Semoga pengalamanku ini bisa bermanfaat..

Rangkuman :

  1. Bayi dengan alergi parah bahkan tidak bisa meminum susu kedelai.
  2. Darah pada pup bayi hanya bisa dipastikan lewat pemeriksaan di laboratorium
  3. Tanda bayi alergi bukan hanya ruam merah, tapi bisa diare atau bahkan sembelit.
  4. Jangan bayangkan sembelit pada bayi seperti sembelit pada dewasa. Bayi dengan frekuensi pup jarang walaupun tekstur pup seperti bubur kental juga termasuk sembelit.
  5. Susu formula bisa menyebabkan iritasi pada dubur sampai lecet, karena kadar keasaman pup nya. Untuk perawatan bisa menggunakan krim yg mengandung zinc. Untuk pengobatan saya menggunakan mycozet yg termasuk golongan obat bulatan merah (keras).
  6. Cara mendeteksi bayi alergi paling mudah : sering bersin ketika baru lahir (ini dari pengalamanku dan kerabat yg berprofesi sebagai perawat di ruang perawatan bayi dan anak selama belasan tahun)
  7. Cara aman menyusui bayi dengan kecederungan alergi : awal2 konsumsi makanan hanya daging sapi atau kambing, sayur buah. Booster ASI : (pengalamanku) teh daun bangun2 (sekarang sudah banyak dijual online, ada yang sudah tinggal minum botolan seperti teh manis kemasan). Dengan booster itu, ASI melimpah jadi harus dibarengi konsumsi karbohidrat agar agak kental ASI nya. Cara aman ini aku lakukan ketika mengASIhi anak keduaku.
  8. Pastikan berat badan bayi dengan ASI eksklusif bertambah setiap bulannya minimal 400gr selama 4 bulan pertama.
  9. Ketika alergi pada bayi dibiarkan akan menyebabkan penurunan imunitas tubuh, sehingga rentan terkena infeksi salah satunya ISK.
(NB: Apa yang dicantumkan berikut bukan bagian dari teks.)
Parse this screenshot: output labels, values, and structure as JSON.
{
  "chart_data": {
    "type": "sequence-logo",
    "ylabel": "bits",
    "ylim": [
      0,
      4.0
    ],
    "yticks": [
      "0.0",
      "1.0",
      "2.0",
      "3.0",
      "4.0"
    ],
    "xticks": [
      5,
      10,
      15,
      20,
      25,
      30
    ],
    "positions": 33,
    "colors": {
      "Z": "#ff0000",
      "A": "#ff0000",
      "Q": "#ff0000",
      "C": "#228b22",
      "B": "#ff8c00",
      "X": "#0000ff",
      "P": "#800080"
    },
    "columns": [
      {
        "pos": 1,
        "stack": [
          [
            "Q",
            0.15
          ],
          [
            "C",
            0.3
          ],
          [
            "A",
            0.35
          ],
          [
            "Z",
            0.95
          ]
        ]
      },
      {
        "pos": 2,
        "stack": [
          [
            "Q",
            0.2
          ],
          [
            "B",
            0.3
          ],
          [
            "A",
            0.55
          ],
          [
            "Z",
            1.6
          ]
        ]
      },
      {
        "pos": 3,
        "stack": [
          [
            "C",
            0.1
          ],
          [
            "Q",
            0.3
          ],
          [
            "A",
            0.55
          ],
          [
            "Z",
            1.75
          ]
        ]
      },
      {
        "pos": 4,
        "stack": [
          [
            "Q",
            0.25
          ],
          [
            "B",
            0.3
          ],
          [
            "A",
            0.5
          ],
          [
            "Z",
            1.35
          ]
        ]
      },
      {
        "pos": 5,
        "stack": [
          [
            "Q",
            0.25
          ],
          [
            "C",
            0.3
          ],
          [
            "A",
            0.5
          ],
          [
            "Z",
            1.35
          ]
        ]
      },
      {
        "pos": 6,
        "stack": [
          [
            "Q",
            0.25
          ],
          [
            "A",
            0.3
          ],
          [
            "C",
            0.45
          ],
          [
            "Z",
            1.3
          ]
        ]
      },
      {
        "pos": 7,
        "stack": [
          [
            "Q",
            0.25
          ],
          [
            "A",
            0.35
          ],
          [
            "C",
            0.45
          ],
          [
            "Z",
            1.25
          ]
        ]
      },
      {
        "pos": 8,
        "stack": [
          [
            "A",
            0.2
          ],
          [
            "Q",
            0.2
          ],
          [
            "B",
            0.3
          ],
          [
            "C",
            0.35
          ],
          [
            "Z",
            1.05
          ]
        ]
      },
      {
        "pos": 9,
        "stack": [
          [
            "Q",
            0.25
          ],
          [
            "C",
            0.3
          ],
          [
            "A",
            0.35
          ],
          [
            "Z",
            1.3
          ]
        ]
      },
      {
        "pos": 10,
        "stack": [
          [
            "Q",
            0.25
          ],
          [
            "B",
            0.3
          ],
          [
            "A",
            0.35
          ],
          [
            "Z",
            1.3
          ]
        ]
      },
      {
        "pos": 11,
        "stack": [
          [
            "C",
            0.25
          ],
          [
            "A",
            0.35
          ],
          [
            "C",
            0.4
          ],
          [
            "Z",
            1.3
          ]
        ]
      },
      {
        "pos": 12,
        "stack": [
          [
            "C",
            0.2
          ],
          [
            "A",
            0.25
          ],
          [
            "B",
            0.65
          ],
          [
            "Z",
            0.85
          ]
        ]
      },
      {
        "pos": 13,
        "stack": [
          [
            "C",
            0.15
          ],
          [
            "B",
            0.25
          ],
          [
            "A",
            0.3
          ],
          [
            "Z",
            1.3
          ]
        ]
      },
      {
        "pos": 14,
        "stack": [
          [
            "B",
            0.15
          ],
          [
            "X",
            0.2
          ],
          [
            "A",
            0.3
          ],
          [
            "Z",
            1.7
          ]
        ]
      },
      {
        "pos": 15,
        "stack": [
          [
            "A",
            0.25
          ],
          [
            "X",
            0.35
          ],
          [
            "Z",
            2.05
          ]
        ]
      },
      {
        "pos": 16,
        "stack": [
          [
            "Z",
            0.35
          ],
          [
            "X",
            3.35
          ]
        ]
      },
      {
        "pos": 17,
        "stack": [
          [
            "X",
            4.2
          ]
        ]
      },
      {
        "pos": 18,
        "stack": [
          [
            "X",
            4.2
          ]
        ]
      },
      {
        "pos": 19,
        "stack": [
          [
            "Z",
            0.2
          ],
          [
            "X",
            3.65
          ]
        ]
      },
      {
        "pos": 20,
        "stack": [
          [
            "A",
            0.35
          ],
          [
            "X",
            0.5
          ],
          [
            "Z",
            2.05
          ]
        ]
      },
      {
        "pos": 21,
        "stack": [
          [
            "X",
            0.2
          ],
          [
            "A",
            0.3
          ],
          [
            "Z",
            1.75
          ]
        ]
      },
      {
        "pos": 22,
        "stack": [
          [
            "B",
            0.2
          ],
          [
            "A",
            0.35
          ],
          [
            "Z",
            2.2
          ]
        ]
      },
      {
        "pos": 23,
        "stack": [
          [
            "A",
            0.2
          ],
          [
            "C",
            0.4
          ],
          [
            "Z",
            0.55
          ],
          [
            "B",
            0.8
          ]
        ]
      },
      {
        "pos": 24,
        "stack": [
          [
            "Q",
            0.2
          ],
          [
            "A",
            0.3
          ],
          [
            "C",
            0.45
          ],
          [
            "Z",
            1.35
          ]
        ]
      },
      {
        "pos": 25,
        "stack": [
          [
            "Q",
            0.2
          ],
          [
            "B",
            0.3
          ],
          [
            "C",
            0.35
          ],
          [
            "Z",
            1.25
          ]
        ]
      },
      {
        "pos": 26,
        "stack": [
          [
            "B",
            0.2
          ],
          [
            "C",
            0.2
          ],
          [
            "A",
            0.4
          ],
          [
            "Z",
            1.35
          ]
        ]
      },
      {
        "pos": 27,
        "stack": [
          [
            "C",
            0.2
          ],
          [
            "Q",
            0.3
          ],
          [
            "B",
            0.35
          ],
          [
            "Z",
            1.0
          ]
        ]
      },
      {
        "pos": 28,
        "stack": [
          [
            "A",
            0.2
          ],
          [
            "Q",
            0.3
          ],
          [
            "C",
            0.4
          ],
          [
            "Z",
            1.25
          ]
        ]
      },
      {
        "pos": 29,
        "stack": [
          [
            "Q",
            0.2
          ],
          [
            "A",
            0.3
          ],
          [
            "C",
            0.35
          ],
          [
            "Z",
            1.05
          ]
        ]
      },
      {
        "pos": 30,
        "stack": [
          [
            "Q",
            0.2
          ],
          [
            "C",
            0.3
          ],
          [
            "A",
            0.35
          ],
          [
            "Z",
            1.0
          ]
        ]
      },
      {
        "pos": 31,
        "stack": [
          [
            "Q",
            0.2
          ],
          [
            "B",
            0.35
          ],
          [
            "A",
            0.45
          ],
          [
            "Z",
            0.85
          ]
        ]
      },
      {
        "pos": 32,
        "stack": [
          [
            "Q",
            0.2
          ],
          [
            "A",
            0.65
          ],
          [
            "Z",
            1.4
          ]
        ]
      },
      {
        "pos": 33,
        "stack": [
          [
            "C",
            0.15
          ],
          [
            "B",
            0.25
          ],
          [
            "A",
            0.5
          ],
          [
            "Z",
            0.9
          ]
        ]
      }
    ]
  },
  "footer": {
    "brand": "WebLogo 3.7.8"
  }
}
  10. Silent ISK, disebut seperti itu karena tidak ada tanda khusus : badan bayi tidak demam, pipis lancar, namun ternyata ada bakteri di saluran kemih. Menyebabkan nutrisi yang diserap tubuh tidak bisa optimal membuat tubuh gagal bertumbuh karena digunakan untuk melawan infeksi.
  11. Silent ISK, hanya bisa dideteksi melalui pemeriksaan laboratorium.
  12. Alergi itu turunan, apalagi kalau kedua/salahsatu orangtuanya memiliki alergi. FYI, aku baru mengetahui aku memiliki alergi susu sapi (ringan) pada Juli 2020 saat melakukan tes darah deteksi alergi karena gatal di jari2 tangan yang berulang dan tak kunjung sembuh.